— Чад Лемминг, — сказал ее спутник.
— А в каком стиле он работает? — спросил Туини, проявляя профессиональный интерес.
— Политические монологи под гитару, — сказала блондинка. — Что-то вроде рифмованных репортажей о текущих событиях. Цензура и промывание мозгов, сенатор Маккарти и все такое. Вы хотели бы его послушать?
— Возможно, — согласился Туини.
Блондинка быстро вскочила на ноги.
— Тогда — идем.
— Куда?
— Он сейчас у нас дома — он остановился у нас, а потом уедет обратно на полуостров. Он здесь всего на несколько дней.
Мэри Энн с тревогой ожидала ответа Карлтона Туини. Она понимала, что происходит, но ничего не могла поделать. И тут ей пришел на помощь Нитц.
— Старина, у тебя же еще одно отделение, — мягко, прикрыв глаза, проговорил он.
— Я устал, — ответил Туини. — Пропущу сегодня.
— Так нельзя.
Туини стал надменен; ясно было, что он не сдастся.
— Я не могу выступать с полной самоотдачей, когда я устал.

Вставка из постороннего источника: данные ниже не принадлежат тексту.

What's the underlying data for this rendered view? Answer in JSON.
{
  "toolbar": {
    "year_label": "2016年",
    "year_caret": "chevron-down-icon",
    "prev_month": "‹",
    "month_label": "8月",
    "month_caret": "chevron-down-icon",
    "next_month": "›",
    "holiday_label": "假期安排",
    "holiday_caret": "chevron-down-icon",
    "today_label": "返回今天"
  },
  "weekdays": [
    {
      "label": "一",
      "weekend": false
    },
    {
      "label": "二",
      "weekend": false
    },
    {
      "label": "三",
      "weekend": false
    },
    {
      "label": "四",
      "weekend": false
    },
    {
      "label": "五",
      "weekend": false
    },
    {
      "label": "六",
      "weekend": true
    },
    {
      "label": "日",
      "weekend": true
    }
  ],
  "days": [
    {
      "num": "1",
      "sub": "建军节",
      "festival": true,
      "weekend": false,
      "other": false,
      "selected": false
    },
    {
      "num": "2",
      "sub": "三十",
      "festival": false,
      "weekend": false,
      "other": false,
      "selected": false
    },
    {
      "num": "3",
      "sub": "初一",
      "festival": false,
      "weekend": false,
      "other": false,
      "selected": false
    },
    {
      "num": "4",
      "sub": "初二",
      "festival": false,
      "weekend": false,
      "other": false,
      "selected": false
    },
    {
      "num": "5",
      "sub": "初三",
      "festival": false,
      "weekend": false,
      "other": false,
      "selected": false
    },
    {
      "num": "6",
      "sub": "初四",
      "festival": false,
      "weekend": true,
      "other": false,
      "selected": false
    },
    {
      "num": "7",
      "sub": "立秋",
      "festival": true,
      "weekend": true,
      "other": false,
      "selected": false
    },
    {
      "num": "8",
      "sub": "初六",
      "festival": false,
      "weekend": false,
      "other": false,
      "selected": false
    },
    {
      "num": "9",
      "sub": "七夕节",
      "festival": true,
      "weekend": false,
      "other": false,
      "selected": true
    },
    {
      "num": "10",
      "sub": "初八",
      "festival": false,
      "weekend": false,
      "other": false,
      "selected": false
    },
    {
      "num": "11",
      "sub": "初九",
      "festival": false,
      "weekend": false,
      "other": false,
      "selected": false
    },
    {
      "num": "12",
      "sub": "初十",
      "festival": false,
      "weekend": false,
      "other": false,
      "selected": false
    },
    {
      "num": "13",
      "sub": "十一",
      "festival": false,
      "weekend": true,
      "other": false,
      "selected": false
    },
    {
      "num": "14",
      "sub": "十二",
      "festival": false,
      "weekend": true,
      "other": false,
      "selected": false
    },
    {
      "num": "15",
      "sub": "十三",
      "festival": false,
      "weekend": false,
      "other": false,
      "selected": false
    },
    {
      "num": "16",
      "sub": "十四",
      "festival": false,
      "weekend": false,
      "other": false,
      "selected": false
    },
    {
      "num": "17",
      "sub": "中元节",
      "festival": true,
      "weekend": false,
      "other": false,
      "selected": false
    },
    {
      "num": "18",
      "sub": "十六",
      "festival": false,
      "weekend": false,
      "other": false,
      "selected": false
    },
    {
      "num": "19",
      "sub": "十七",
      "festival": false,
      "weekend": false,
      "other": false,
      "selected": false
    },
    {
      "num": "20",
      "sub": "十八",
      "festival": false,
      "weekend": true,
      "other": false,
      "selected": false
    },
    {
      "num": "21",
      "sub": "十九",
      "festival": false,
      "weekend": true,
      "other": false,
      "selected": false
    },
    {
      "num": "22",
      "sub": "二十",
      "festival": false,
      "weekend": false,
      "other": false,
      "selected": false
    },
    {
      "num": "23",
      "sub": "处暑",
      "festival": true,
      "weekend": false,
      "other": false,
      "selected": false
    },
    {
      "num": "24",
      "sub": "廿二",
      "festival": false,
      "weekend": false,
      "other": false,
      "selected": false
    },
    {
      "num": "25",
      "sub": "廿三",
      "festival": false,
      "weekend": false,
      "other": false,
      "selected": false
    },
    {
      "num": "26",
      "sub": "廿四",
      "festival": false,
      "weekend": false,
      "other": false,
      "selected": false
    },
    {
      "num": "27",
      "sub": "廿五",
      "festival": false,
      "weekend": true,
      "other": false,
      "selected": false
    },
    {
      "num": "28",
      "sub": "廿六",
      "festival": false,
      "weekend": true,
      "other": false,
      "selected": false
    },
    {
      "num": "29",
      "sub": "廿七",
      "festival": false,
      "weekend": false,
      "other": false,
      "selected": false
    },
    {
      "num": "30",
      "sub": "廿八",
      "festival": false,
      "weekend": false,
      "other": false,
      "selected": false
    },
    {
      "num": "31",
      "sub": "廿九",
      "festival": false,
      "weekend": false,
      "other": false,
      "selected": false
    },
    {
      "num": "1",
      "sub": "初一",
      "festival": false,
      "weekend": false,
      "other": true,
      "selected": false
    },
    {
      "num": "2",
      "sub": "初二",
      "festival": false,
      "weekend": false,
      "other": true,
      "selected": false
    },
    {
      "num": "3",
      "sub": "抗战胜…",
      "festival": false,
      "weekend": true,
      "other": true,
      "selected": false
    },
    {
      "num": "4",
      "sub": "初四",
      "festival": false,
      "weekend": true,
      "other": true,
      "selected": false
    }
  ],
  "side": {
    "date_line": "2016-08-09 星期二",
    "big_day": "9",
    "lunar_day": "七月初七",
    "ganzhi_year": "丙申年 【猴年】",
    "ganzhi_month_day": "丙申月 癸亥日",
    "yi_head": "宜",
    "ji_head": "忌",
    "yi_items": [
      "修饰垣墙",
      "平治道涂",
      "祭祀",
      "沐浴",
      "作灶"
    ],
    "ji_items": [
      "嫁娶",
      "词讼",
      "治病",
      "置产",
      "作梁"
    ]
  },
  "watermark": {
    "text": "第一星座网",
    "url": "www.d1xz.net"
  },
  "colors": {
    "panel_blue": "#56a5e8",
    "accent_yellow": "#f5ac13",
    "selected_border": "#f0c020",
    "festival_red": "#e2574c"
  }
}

— Тогда вперед, — торопила блондинка.
В это время, как будто повинуясь какой-то неведомой силе, к столу подошел Тафт Итон; прицепившаяся к нему тряпка оставляла на полу влажный пузырчатый след.
— Еще одно отделение, Туини. Ты никуда не уйдешь.
— Ну конечно, — согласился Туини.
Ухмыляясь, Нитц подмигнул Мэри Энн и произнес:
— Вот непруха. А Леммингу вашему передайте, что можно и народных песен в репертуар подбавить.
С присущей ему степенной основательностью Туини отвернулся от блондинки. Она по-прежнему стояла и улыбалась, готовая встать и уйти с ним вместе.
— Может быть, — произнес Туини тоном, который был так хорошо знаком Мэри Энн, — вы приведете его ко мне? Я буду дома сразу, как закончу второе отделение.
— Договорились, — и она слегка колыхнула бедрами — весьма заметный победоносный вал. Затем пихнула своего по-прежнему сидящего спутника: — Пойдем.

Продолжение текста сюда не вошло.